Евгения Ивановна проявила тогда себя большим дипломатом. Человек этот, Лисаневич, оказался не прочь воспользоваться обстоятельствами в не бескорыстных целях, отнюдь; не говоря ни да, ни нет, оттягивал согласие сколько мог; но Женя, действуя по сестрину поручению, где угрозами, где посулами все же вынудила его согласиться. Сама Матильда видеться с ним не желала» и Сергей Юльевич ее понимал. Когда‑то, в начале знакомства, ему иногда приходилось бывать у них в доме, и нельзя было не заметить, что бедную Матильду надо срочно спасать. Она достаточно хлебнула с ним счастья. Даже решая судьбу родной дочери, точно так же как при разводе, сей надворный советник не побрезговал вымогать… как мздоимец опытный под прозрачным предлогом получения взаймы.

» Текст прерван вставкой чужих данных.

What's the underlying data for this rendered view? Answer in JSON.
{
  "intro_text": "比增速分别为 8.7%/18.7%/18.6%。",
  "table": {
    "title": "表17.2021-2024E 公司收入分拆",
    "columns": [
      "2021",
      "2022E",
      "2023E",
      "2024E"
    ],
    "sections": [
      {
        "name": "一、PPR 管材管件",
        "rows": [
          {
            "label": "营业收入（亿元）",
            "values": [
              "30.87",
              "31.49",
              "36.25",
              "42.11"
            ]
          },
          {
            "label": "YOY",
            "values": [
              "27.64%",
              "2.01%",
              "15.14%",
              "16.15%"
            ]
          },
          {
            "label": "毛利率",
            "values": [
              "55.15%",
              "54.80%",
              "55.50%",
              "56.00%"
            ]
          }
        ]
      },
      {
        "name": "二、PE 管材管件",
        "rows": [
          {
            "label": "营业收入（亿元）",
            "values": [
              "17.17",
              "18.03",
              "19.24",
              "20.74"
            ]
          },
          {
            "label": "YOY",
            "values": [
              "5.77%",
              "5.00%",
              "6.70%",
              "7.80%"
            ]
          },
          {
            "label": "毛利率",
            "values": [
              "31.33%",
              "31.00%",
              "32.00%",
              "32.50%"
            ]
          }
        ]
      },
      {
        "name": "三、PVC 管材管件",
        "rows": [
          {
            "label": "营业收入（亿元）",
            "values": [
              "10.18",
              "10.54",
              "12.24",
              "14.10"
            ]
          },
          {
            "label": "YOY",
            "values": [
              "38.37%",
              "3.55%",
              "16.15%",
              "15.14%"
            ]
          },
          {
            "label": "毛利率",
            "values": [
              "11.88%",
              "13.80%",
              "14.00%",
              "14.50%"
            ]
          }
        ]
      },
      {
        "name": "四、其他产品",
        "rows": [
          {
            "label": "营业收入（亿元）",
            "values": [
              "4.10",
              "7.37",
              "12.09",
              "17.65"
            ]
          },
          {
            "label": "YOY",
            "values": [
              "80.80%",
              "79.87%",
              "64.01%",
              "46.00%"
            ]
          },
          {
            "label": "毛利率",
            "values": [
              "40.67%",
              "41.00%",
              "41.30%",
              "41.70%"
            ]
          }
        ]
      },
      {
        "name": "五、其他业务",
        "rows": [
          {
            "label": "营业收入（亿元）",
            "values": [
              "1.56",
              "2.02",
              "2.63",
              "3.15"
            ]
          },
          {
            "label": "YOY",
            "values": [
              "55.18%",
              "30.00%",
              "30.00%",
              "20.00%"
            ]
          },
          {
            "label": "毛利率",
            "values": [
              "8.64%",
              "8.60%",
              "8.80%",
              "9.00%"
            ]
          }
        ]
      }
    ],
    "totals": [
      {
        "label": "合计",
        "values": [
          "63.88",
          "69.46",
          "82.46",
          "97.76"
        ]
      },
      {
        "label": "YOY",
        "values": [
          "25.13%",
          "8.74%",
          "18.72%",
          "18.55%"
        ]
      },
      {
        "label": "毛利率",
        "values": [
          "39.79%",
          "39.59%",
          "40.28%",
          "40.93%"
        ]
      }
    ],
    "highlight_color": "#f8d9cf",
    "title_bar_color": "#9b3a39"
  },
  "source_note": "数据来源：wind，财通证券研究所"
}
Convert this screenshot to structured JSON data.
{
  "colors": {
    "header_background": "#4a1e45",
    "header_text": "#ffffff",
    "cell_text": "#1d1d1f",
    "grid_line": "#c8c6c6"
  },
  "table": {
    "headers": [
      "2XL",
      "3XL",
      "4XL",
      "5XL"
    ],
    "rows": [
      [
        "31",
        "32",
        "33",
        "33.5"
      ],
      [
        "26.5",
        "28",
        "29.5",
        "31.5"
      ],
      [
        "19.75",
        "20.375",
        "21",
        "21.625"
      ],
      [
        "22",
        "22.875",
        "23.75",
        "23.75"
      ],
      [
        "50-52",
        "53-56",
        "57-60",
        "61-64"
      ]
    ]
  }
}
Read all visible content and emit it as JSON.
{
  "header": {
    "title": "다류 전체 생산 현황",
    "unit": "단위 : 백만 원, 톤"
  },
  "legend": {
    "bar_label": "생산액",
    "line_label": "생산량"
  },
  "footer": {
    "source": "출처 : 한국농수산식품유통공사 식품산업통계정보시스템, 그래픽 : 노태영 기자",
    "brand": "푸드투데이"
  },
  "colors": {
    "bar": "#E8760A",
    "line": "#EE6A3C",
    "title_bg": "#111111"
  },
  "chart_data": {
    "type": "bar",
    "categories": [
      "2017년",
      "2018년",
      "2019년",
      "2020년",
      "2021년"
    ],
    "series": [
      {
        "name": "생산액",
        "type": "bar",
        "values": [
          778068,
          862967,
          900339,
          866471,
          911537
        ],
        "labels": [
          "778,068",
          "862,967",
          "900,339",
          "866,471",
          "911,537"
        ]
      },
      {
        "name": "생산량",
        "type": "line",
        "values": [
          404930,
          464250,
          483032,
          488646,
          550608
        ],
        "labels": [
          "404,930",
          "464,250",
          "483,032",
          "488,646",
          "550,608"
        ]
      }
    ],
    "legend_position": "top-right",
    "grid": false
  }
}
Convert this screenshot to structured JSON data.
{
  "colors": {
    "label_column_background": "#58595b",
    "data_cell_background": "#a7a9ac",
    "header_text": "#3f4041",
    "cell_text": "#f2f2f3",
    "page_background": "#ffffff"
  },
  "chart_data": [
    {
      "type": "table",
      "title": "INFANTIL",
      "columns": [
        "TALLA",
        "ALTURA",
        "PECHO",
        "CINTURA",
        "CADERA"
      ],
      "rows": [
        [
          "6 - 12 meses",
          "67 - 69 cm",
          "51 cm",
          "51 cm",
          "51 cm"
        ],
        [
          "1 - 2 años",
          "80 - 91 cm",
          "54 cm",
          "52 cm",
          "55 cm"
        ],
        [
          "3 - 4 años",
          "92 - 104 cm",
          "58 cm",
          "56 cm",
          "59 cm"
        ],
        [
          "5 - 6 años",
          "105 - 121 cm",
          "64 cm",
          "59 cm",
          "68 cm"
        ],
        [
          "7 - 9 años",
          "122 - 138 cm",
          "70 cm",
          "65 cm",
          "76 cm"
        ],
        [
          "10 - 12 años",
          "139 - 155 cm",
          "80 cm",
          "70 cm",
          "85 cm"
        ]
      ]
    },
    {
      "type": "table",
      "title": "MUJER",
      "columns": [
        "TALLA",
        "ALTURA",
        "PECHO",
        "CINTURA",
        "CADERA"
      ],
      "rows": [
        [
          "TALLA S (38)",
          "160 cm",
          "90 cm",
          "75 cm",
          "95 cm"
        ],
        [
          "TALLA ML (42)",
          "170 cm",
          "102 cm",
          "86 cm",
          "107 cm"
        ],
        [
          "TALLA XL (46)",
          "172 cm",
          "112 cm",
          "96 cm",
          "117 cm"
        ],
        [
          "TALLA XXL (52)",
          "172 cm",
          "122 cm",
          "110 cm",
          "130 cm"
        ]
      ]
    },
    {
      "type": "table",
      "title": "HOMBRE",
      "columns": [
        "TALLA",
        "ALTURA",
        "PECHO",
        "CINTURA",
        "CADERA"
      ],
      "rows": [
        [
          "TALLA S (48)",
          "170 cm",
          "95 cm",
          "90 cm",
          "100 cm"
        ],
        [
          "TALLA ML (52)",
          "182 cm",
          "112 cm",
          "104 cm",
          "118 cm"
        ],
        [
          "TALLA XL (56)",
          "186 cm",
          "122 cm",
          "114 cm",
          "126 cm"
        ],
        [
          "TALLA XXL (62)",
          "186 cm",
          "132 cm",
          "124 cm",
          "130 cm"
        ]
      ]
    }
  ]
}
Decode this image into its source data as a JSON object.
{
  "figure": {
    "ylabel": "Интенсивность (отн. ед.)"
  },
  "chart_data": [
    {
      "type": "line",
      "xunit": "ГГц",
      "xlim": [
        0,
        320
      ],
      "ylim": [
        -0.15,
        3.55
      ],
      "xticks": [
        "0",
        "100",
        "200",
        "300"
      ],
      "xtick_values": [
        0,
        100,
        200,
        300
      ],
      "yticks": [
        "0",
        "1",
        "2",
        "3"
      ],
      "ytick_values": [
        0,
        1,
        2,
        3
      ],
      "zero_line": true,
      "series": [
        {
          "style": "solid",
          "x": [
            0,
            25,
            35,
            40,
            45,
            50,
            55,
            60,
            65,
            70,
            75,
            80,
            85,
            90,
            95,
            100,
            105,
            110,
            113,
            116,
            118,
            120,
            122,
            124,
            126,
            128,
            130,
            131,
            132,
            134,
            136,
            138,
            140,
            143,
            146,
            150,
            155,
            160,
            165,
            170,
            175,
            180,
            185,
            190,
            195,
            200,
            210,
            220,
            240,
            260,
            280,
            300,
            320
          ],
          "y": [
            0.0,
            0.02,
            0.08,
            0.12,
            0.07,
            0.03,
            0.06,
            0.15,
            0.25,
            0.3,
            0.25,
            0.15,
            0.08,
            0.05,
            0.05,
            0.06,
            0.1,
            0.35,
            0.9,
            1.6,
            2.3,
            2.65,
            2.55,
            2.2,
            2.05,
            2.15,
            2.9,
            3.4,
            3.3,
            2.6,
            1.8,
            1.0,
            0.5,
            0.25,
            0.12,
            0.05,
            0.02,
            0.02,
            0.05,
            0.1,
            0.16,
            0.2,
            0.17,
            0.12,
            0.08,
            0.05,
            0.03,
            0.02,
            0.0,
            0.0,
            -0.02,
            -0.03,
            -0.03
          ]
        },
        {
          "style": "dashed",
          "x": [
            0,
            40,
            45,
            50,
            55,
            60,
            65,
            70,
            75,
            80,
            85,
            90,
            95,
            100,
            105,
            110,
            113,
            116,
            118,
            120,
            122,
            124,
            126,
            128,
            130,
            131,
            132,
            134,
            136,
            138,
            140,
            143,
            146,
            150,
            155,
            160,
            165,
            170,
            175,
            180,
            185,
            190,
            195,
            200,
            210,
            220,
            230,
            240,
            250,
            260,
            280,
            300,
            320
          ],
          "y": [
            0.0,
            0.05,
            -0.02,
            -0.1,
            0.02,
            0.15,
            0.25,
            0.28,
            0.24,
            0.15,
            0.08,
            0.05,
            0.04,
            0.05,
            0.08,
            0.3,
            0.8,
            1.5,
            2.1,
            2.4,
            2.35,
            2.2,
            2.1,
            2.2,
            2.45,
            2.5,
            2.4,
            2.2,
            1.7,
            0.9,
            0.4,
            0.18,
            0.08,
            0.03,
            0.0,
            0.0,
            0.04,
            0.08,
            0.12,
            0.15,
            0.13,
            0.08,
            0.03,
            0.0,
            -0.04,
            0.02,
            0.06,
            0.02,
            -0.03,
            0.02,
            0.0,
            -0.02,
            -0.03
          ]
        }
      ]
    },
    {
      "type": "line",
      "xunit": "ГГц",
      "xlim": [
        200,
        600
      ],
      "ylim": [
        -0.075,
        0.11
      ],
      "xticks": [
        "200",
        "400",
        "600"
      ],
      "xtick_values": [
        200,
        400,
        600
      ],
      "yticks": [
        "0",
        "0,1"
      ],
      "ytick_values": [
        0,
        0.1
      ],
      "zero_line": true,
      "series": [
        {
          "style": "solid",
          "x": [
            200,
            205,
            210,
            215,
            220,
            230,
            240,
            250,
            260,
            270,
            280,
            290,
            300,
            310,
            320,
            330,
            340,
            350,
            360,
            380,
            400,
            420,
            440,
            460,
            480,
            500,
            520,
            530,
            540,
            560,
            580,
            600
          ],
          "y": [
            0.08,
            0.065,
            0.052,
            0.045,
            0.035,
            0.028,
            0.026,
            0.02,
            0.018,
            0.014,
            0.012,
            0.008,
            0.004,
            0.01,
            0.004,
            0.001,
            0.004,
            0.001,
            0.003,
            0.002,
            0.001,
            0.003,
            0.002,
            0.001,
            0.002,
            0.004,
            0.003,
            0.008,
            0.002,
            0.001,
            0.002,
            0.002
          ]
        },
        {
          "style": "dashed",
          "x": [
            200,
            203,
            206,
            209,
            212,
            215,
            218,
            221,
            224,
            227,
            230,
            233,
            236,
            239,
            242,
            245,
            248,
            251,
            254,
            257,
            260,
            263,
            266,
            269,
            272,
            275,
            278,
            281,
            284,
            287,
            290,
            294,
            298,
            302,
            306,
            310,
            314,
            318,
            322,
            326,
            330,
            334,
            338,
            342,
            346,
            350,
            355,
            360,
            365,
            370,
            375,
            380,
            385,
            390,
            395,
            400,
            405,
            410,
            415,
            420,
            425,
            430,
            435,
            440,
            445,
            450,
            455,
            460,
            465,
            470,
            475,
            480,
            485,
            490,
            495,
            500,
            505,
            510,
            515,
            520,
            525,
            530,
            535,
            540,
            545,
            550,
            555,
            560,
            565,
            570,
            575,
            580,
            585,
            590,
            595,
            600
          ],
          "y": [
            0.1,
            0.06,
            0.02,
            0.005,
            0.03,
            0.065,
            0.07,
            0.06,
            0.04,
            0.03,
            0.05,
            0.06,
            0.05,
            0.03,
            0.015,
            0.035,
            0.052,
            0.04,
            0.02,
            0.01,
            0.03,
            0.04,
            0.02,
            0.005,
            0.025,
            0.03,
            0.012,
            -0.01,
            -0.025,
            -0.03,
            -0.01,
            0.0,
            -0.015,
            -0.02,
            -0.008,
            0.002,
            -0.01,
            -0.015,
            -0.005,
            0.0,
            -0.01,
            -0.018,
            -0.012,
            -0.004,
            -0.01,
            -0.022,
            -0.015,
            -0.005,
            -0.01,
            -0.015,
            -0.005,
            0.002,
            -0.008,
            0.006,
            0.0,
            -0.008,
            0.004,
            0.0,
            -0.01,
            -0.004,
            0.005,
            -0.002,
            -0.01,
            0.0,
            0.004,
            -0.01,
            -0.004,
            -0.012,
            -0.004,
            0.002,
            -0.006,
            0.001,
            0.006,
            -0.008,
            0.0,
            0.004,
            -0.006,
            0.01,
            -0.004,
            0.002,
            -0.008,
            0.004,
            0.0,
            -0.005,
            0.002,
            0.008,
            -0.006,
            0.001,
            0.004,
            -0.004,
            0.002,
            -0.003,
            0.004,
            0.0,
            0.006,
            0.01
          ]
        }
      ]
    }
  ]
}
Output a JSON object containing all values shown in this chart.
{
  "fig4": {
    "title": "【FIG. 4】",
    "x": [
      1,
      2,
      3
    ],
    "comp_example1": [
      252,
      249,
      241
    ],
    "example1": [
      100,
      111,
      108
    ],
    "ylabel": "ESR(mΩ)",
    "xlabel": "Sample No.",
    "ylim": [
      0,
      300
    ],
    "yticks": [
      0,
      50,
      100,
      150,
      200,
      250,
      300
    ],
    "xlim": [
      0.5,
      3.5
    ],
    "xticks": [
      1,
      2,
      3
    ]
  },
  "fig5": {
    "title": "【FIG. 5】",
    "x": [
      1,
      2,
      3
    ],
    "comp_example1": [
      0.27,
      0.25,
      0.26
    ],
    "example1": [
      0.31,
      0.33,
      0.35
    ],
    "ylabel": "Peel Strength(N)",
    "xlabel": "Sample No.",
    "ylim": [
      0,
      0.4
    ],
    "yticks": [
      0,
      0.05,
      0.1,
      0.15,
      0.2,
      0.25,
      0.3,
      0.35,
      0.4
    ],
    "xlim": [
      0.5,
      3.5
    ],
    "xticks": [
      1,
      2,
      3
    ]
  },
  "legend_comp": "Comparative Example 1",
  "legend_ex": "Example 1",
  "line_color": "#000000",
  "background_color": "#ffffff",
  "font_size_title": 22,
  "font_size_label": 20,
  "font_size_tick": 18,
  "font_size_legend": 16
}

Вообще, если уж ворошить прошлое, — а Сергей Юльевич, признаться, этого занятия не любил, чересчур много всегда было не терпящих промедления жгучих дел, да и проку не видел копаться в старье, что уж было, как говорится, то быльем поросло, — но все‑таки если уж предаваться воспоминаниям, надо прямо сказать, что женитьба на Матильде Ивановне оказалась для Сергея Юльевича чревата не одним только риском вылететь из министерского кресла.

Происходила она из довольно‑таки многолюдной семьи, целый шлейф родственников потянулся за очаровательной женщиной, так что Сергей Юльевич в одночасье оказался вынужден их принять за своих… взамен приданого, что ли?!

Почти как по Чехову, три сестры… три сестры из провинциального города, — разумеется, в мечтах о столицах. Матильда (по–семейному Маня) вот вырвалась к надворному в Петербург, обретя сомнительное свое счастье. Евгения же и Вера прозябают с мужьями в Новгороде, одна со своим инженером, другая с земским врачом. Сверх того, еще братец Миней, тоже выбравшийся в столицу. На Большой Конюшенной, угол Невского, братец держит магазин золотых вещей и серебряных и драгоценных камней. По–своему процветает, бонвиван и маклер, к тому же оказавшийся нечистоплотным. «Негодяй твой брат!» — заявил Сергей Юльевич молодой жене, получив из Парижа уведомление, что господин этот ходит по банкирам и занимает под вексель деньги, козыряя именем новообретенного зятя. Матильда Ивановна не стала отстаивать фамильную честь. Вполне согласилась с разгневанным мужем: беда с этими близкими, только компрометируют да врагам дают пищу. Сергей Юльевич не мог ума приложить, как бы выжить родственничка из Петербурга, но… не было бы счастья, так несчастье помогло — тот вскорости умер. Матильда оплакала братца… в меру.

Это был первый, однако не единственный подобного рода случай. Такова уж планида могущественного человека, или, вернее, неприятное приложение к ней. Нечто схожее произошло с Мерингом, женатым на дочери первой жены Сергея Юльевича. Тоже заявлялся к банкирам якобы от него и тоже, понятно, небескорыстно… Пришлось так устроить, чтобы его удалили из Петербурга.